Впрочем, и сам Толстой иногда использовал понятие "спасение души". Но в особом смысле:

"…на свете есть только одно нужное самому, всем людям и Богу дело: жить по-Божьи. Для людей же, как Вы и каков я был в свое время, дело это получает другое значение и название: спасти душу. Так вот это дело, одно важное, одно радостное на свете предстоит Вам, милый брат. Радостно это дело потому, что чем больше отдаешься ему, тем больше узнаешь в себе и сознаешь забытую, забитую, загаженную Божественную, любящую душу, лучше которой ничего нет и не может быть на свете. Для того же, чтобы узнать, сознать в себе эту спасенную душу, нужны самые простые даже не дела, а воздержание от дел/…/ Я знаю, что Вы настолько любите меня, что сделаете усилие, чтобы не посмеяться над этим письмом, но сделайте еще усилие: скажите себе: а что как это правда? Душа есть у меня, и мне тяжело прислушиваться к ее требованиям, если они и слышны иногда. В самом деле, не погибает ли она? И нельзя ли в самом деле спасти ее? (Какое чудное понятие и выражение). Ведь задушить ее совсем нельзя, несмотря ни на какие придуманные в нашем мире для этой цели приспособления. Задушить нельзя потому, что она Божественна, но проснется она поздно, перед смертью, и вместо радости ее постепенного спасения будет только страдание раскаяния"(77.6-7).

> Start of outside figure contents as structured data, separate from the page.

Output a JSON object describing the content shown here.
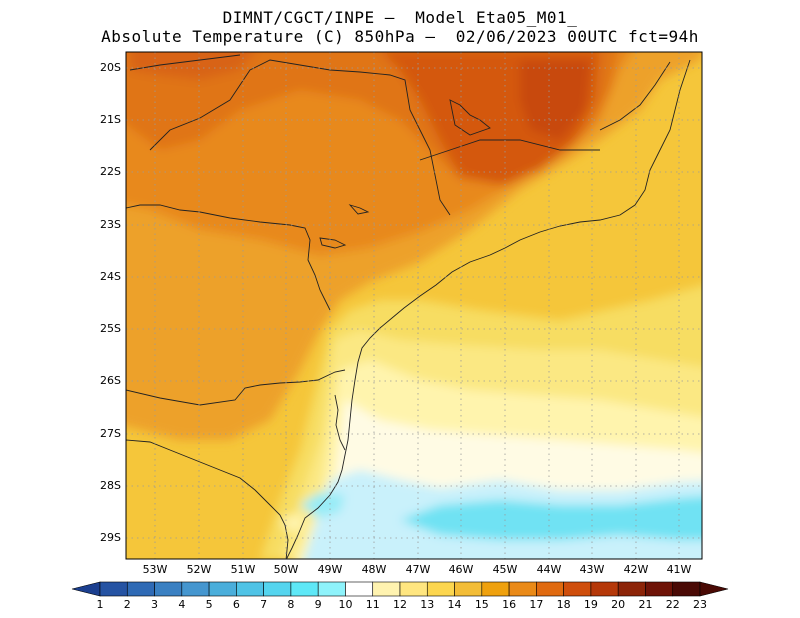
{
  "header": {
    "line1": "DIMNT/CGCT/INPE —  Model Eta05_M01_",
    "line2": "Absolute Temperature (C) 850hPa —  02/06/2023 00UTC fct=94h"
  },
  "map": {
    "lat_labels": [
      "20S",
      "21S",
      "22S",
      "23S",
      "24S",
      "25S",
      "26S",
      "27S",
      "28S",
      "29S"
    ],
    "lon_labels": [
      "53W",
      "52W",
      "51W",
      "50W",
      "49W",
      "48W",
      "47W",
      "46W",
      "45W",
      "44W",
      "43W",
      "42W",
      "41W"
    ]
  },
  "colorbar": {
    "labels": [
      "1",
      "2",
      "3",
      "4",
      "5",
      "6",
      "7",
      "8",
      "9",
      "10",
      "11",
      "12",
      "13",
      "14",
      "15",
      "16",
      "17",
      "18",
      "19",
      "20",
      "21",
      "22",
      "23"
    ],
    "colors": [
      "#1b3f8f",
      "#2553a3",
      "#2f6ab5",
      "#3a80c2",
      "#4596cf",
      "#4aaedb",
      "#4fc3e6",
      "#55d5ef",
      "#5ee8f7",
      "#8ef3fb",
      "#ffffff",
      "#fff3b0",
      "#ffe680",
      "#fcd64f",
      "#f3bd37",
      "#efa10e",
      "#ea8a18",
      "#e06a10",
      "#cf4e0c",
      "#b53809",
      "#8c2408",
      "#6e1307",
      "#4a0a05"
    ],
    "end_left": "#1b3f8f",
    "end_right": "#4a0a05"
  }
}
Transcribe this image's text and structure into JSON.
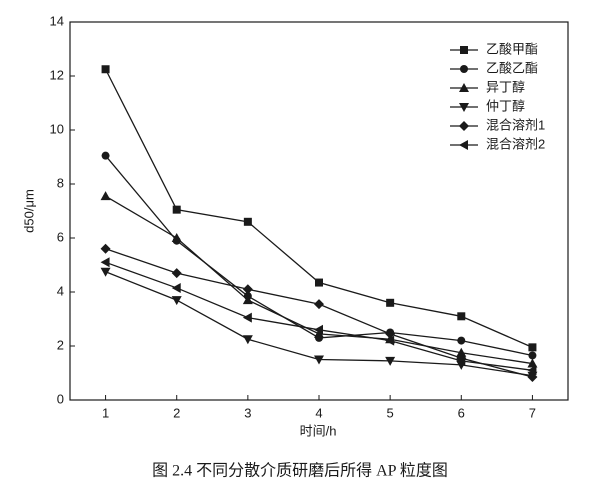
{
  "chart_data": {
    "type": "line",
    "caption": "图 2.4 不同分散介质研磨后所得 AP 粒度图",
    "xlabel": "时间/h",
    "ylabel": "d50/μm",
    "x": [
      1,
      2,
      3,
      4,
      5,
      6,
      7
    ],
    "xlim": [
      0.5,
      7.5
    ],
    "xticks": [
      1,
      2,
      3,
      4,
      5,
      6,
      7
    ],
    "ylim": [
      0,
      14
    ],
    "yticks": [
      0,
      2,
      4,
      6,
      8,
      10,
      12,
      14
    ],
    "legend": "upper right",
    "series": [
      {
        "name": "乙酸甲酯",
        "color": "#1a1a1a",
        "marker": "square",
        "values": [
          12.25,
          7.05,
          6.6,
          4.35,
          3.6,
          3.1,
          1.95
        ]
      },
      {
        "name": "乙酸乙酯",
        "color": "#1a1a1a",
        "marker": "circle",
        "values": [
          9.05,
          5.9,
          3.85,
          2.3,
          2.5,
          2.2,
          1.65
        ]
      },
      {
        "name": "异丁醇",
        "color": "#1a1a1a",
        "marker": "triangle-up",
        "values": [
          7.55,
          6.0,
          3.7,
          2.45,
          2.25,
          1.75,
          1.35
        ]
      },
      {
        "name": "仲丁醇",
        "color": "#1a1a1a",
        "marker": "triangle-down",
        "values": [
          4.75,
          3.7,
          2.25,
          1.5,
          1.45,
          1.3,
          0.9
        ]
      },
      {
        "name": "混合溶剂1",
        "color": "#1a1a1a",
        "marker": "diamond",
        "values": [
          5.6,
          4.7,
          4.1,
          3.55,
          2.45,
          1.55,
          0.85
        ]
      },
      {
        "name": "混合溶剂2",
        "color": "#1a1a1a",
        "marker": "triangle-left",
        "values": [
          5.1,
          4.15,
          3.05,
          2.6,
          2.2,
          1.45,
          1.1
        ]
      }
    ]
  }
}
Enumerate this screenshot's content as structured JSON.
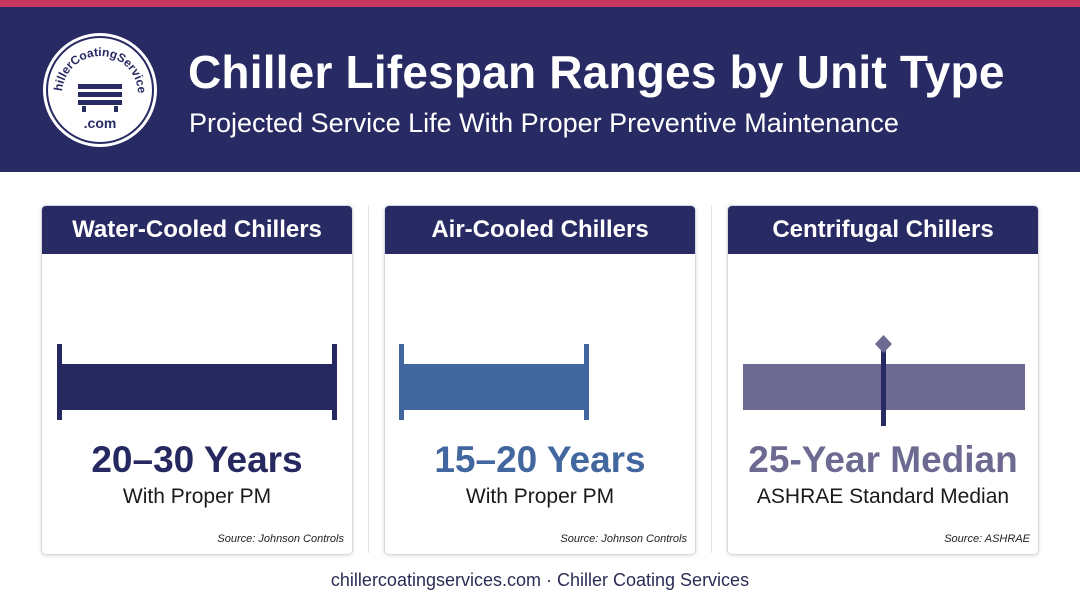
{
  "header": {
    "title": "Chiller Lifespan Ranges by Unit Type",
    "subtitle": "Projected Service Life With Proper Preventive Maintenance"
  },
  "logo": {
    "top_text": "ChillerCoatingServices",
    "bottom_text": ".com"
  },
  "colors": {
    "header": "#282a63",
    "accent_stripe": "#c8385f",
    "water_cooled": "#262860",
    "air_cooled": "#42679f",
    "centrifugal": "#6d6a91"
  },
  "chart_data": [
    {
      "type": "bar",
      "title": "Water-Cooled Chillers",
      "range": [
        20,
        30
      ],
      "value_label": "20–30 Years",
      "note": "With Proper PM",
      "source": "Source: Johnson Controls"
    },
    {
      "type": "bar",
      "title": "Air-Cooled Chillers",
      "range": [
        15,
        20
      ],
      "value_label": "15–20 Years",
      "note": "With Proper PM",
      "source": "Source: Johnson Controls"
    },
    {
      "type": "bar",
      "title": "Centrifugal Chillers",
      "median": 25,
      "value_label": "25-Year Median",
      "note": "ASHRAE Standard Median",
      "source": "Source: ASHRAE"
    }
  ],
  "footer": {
    "text": "chillercoatingservices.com · Chiller Coating Services"
  }
}
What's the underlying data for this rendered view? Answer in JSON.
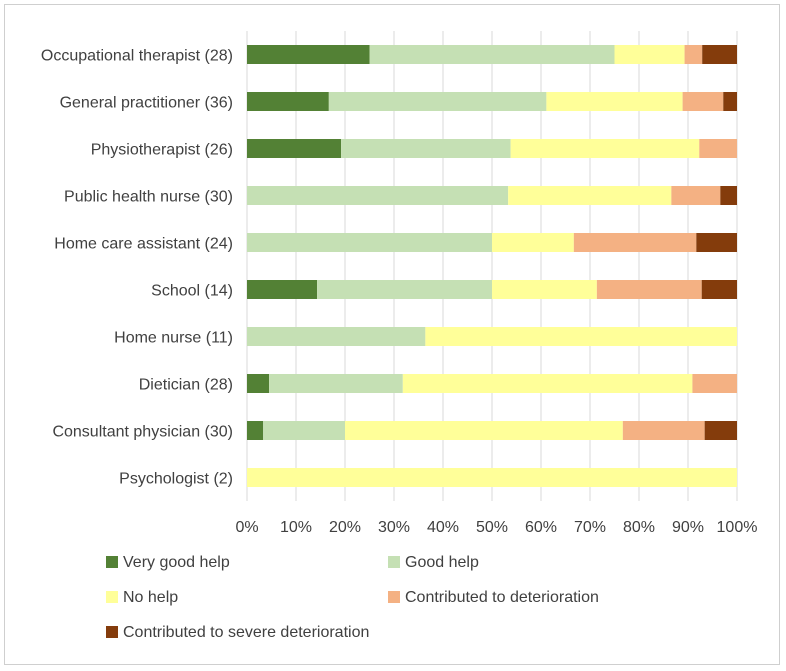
{
  "chart_data": {
    "type": "bar",
    "orientation": "horizontal",
    "stacked": "percent",
    "categories": [
      "Occupational therapist (28)",
      "General practitioner (36)",
      "Physiotherapist (26)",
      "Public health nurse (30)",
      "Home care assistant (24)",
      "School (14)",
      "Home nurse (11)",
      "Dietician (28)",
      "Consultant physician (30)",
      "Psychologist (2)"
    ],
    "series": [
      {
        "name": "Very good help",
        "color": "#538135",
        "values": [
          25.0,
          16.7,
          19.2,
          0,
          0,
          14.3,
          0,
          4.5,
          3.3,
          0
        ]
      },
      {
        "name": "Good help",
        "color": "#c5e0b4",
        "values": [
          50.0,
          44.4,
          34.6,
          53.3,
          50.0,
          35.7,
          36.4,
          27.3,
          16.7,
          0
        ]
      },
      {
        "name": "No help",
        "color": "#ffff99",
        "values": [
          14.3,
          27.8,
          38.5,
          33.3,
          16.7,
          21.4,
          63.6,
          59.1,
          56.7,
          100
        ]
      },
      {
        "name": "Contributed to deterioration",
        "color": "#f4b183",
        "values": [
          3.6,
          8.3,
          7.7,
          10.0,
          25.0,
          21.4,
          0,
          9.1,
          16.7,
          0
        ]
      },
      {
        "name": "Contributed to severe deterioration",
        "color": "#843c0c",
        "values": [
          7.1,
          2.8,
          0,
          3.4,
          8.3,
          7.2,
          0,
          0,
          6.6,
          0
        ]
      }
    ],
    "x_ticks": [
      "0%",
      "10%",
      "20%",
      "30%",
      "40%",
      "50%",
      "60%",
      "70%",
      "80%",
      "90%",
      "100%"
    ],
    "xlim": [
      0,
      100
    ],
    "grid": true,
    "legend_position": "bottom"
  }
}
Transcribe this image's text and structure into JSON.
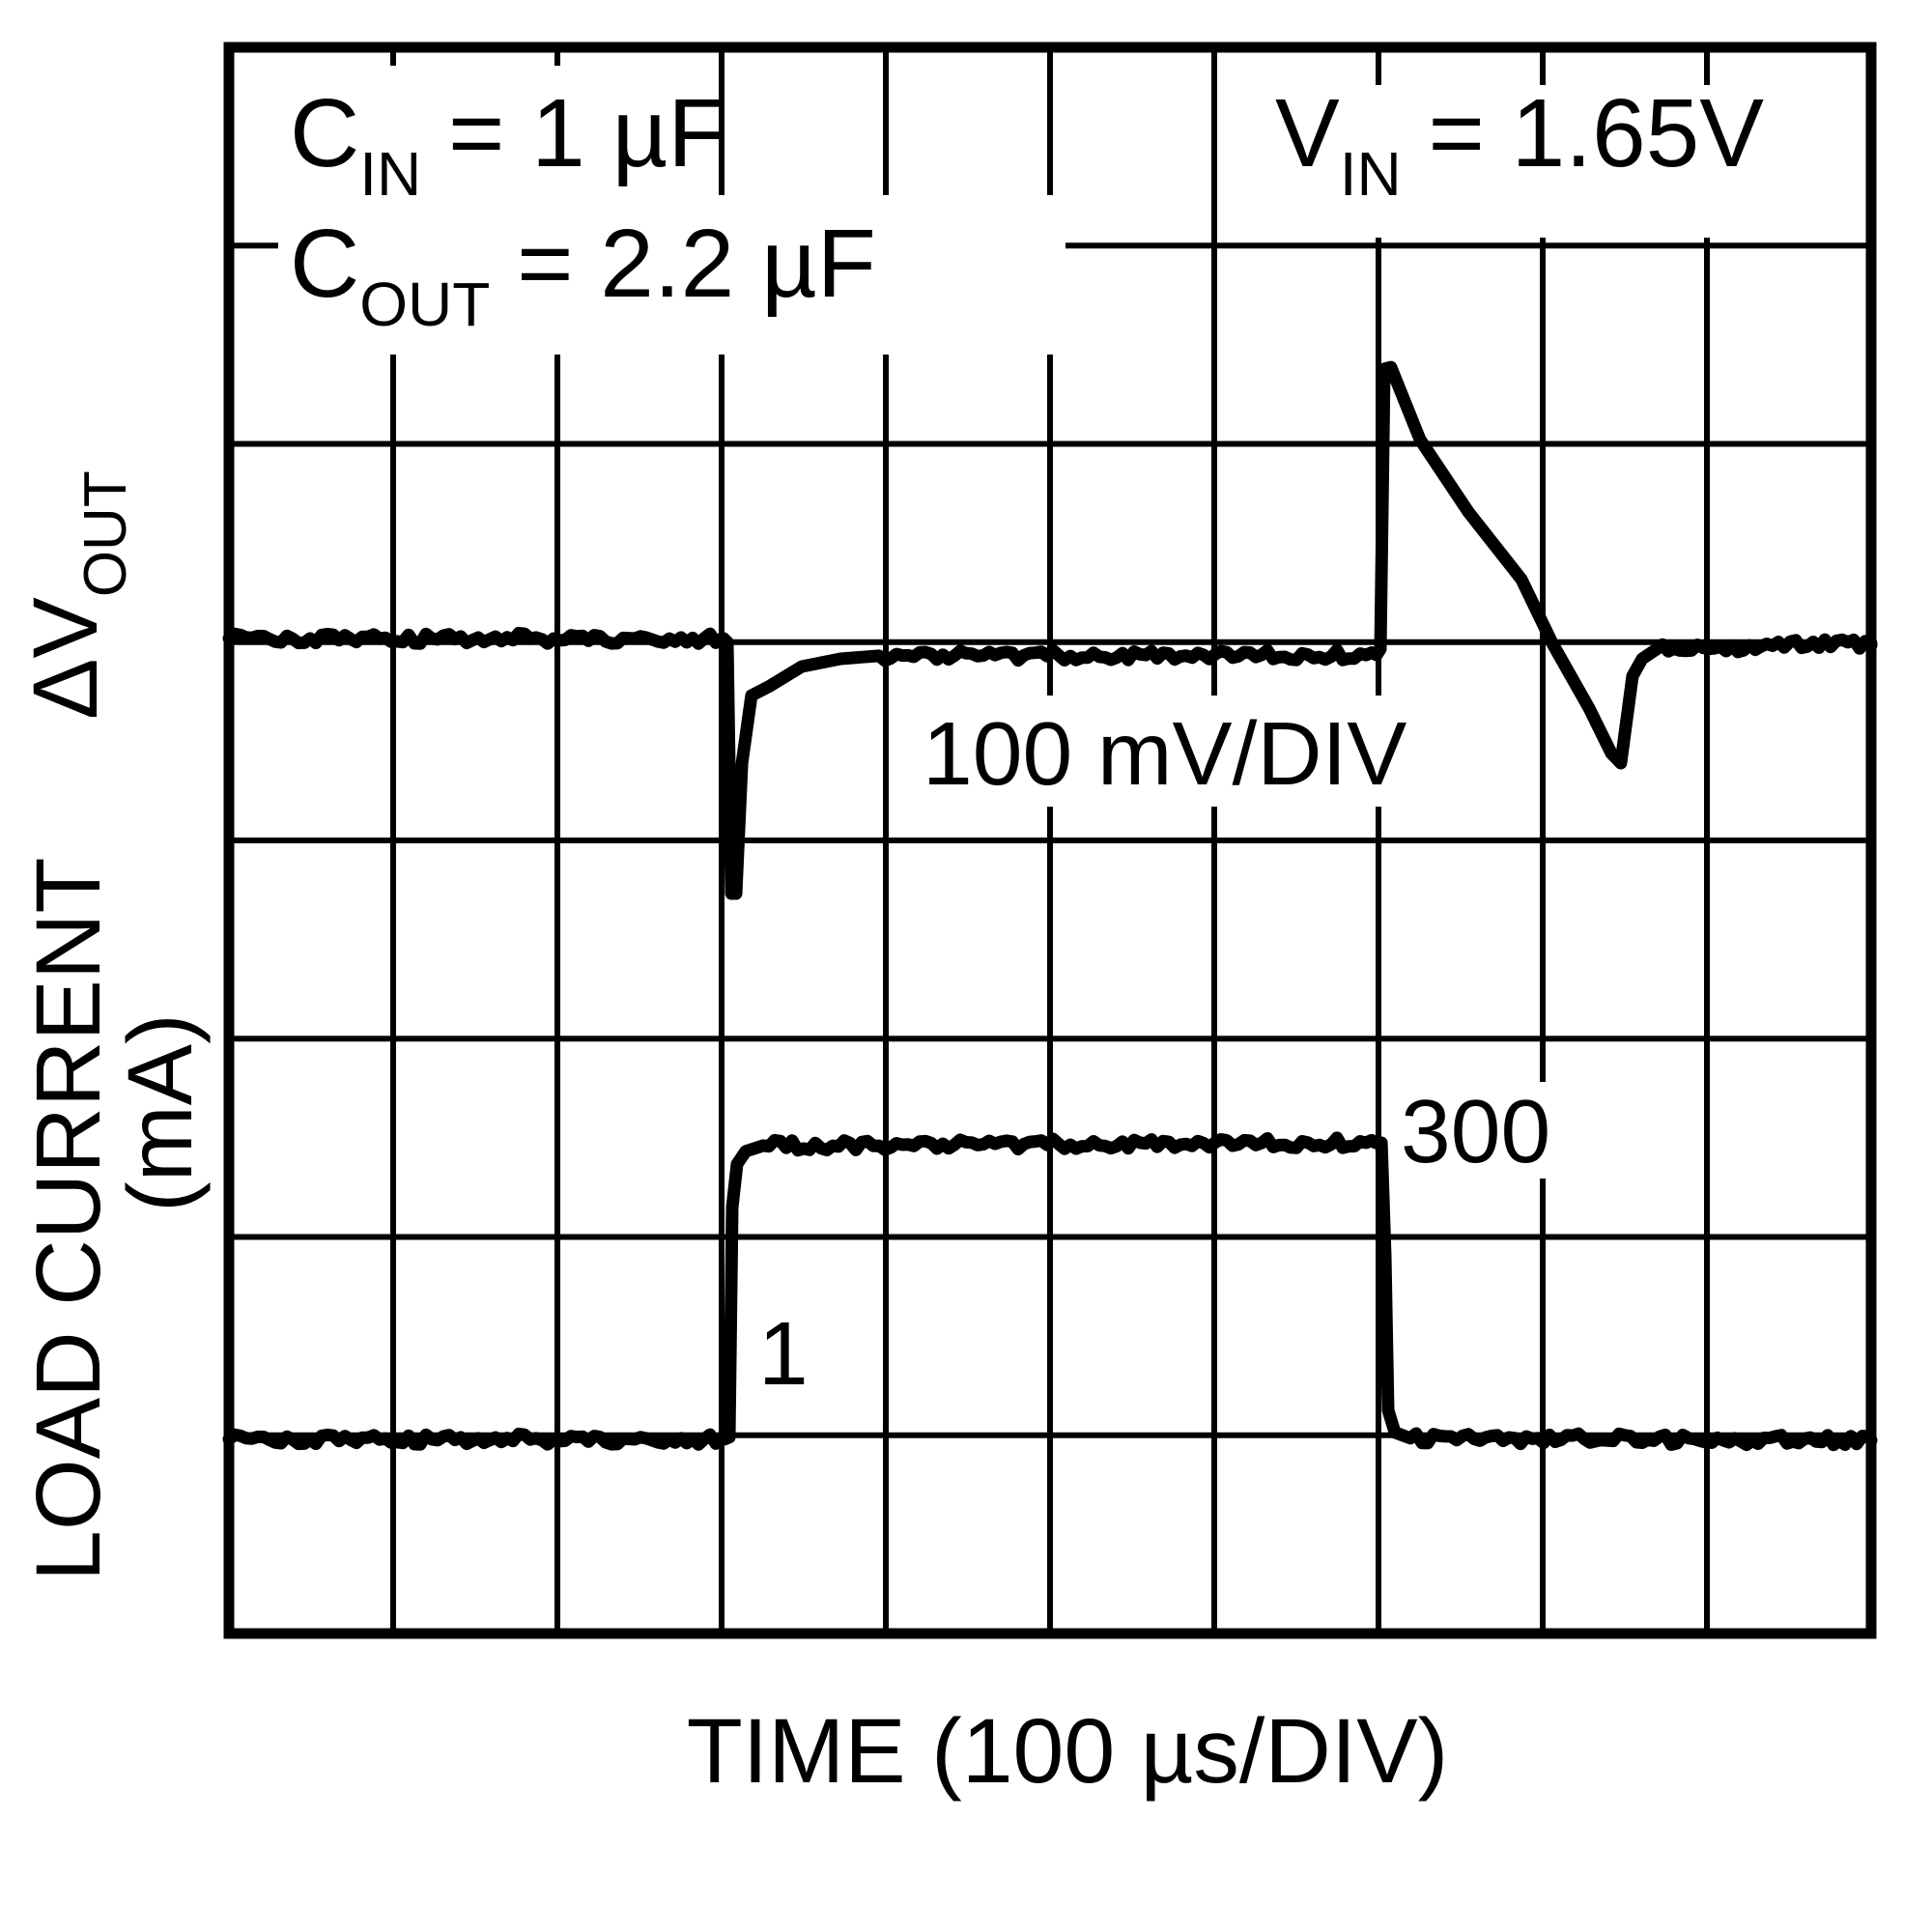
{
  "conditions": {
    "cin": {
      "pre": "C",
      "sub": "IN",
      "post": " = 1 µF"
    },
    "cout": {
      "pre": "C",
      "sub": "OUT",
      "post": " = 2.2 µF"
    },
    "vin": {
      "pre": "V",
      "sub": "IN",
      "post": " = 1.65V"
    }
  },
  "labels": {
    "vout_scale": "100 mV/DIV",
    "current_high": "300",
    "current_low": "1",
    "x_axis": "TIME (100 µs/DIV)",
    "y_axis_top": {
      "pre": "ΔV",
      "sub": "OUT"
    },
    "y_axis_bottom_line1": "LOAD CURRENT",
    "y_axis_bottom_line2": "(mA)"
  },
  "colors": {
    "ink": "#000000",
    "background": "#ffffff"
  },
  "chart_data": {
    "type": "line",
    "title": "Load Transient Response",
    "x_axis": {
      "label": "TIME (100 µs/DIV)",
      "divisions": 10,
      "us_per_div": 100
    },
    "grid": {
      "cols": 10,
      "rows": 8,
      "show": true
    },
    "traces": [
      {
        "name": "delta-vout",
        "scale": "100 mV/DIV",
        "baseline_div_from_top": 3.0,
        "undershoot_mV": -127,
        "overshoot_mV": 139,
        "load_step_up_us": 305,
        "load_step_down_us": 703,
        "points_div": [
          [
            0,
            2.981,
            1
          ],
          [
            3.012,
            2.981,
            0
          ],
          [
            3.035,
            3.0,
            0
          ],
          [
            3.059,
            4.268,
            0
          ],
          [
            3.088,
            4.268,
            0
          ],
          [
            3.124,
            3.61,
            0
          ],
          [
            3.182,
            3.269,
            0
          ],
          [
            3.294,
            3.221,
            0
          ],
          [
            3.488,
            3.123,
            0
          ],
          [
            3.724,
            3.084,
            0
          ],
          [
            3.959,
            3.069,
            1
          ],
          [
            6.988,
            3.065,
            0
          ],
          [
            7.012,
            3.035,
            0
          ],
          [
            7.035,
            1.622,
            0
          ],
          [
            7.076,
            1.613,
            0
          ],
          [
            7.253,
            1.978,
            0
          ],
          [
            7.547,
            2.343,
            0
          ],
          [
            7.871,
            2.684,
            0
          ],
          [
            8.059,
            3.006,
            0
          ],
          [
            8.282,
            3.332,
            0
          ],
          [
            8.418,
            3.561,
            0
          ],
          [
            8.476,
            3.61,
            0
          ],
          [
            8.547,
            3.171,
            0
          ],
          [
            8.606,
            3.084,
            0
          ],
          [
            8.694,
            3.035,
            1
          ],
          [
            10,
            3.006,
            0
          ]
        ]
      },
      {
        "name": "load-current",
        "unit": "mA",
        "low_mA": 1,
        "high_mA": 300,
        "step_up_us": 305,
        "step_down_us": 703,
        "points_div": [
          [
            0,
            7.02,
            1
          ],
          [
            3.018,
            7.02,
            0
          ],
          [
            3.047,
            7.01,
            0
          ],
          [
            3.065,
            5.851,
            0
          ],
          [
            3.094,
            5.632,
            0
          ],
          [
            3.147,
            5.568,
            0
          ],
          [
            3.253,
            5.539,
            1
          ],
          [
            6.982,
            5.525,
            0
          ],
          [
            7.018,
            5.525,
            0
          ],
          [
            7.041,
            6.095,
            0
          ],
          [
            7.059,
            6.874,
            0
          ],
          [
            7.1,
            6.986,
            0
          ],
          [
            7.194,
            7.015,
            1
          ],
          [
            10,
            7.025,
            0
          ]
        ]
      }
    ]
  }
}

«Спастись» для Толстого значит то же, что достичь некоторой вершины жизни. Но только вершины не мнимой, а подлинной и жизни не земной, а тоже подлинной, то есть несмертной.

Человек любой духовной культуры, осознав присутствие в себе высшей души (как бы она ни называлась – пневма, нешама, буддхи, духовное существо, внутренняя Божественность, Божественная искра), склонен определенным образом решать задачу своей жизни. Он ищет рабочее место Структуры где-то "между" высшей и низшей душою, а не в том, что "над" или "под" душою. Для того чтобы, скажем, стать бессмертным или получить благо высшей жизненности, ему надо как можно глубже внедрить в себя высшую душу (или себя, своё "я" – в высшую душу), полнее задействовать ее в себе или переместить центр тяжести своей жизни в нее, предоставив низшую животную душу ее земной участи.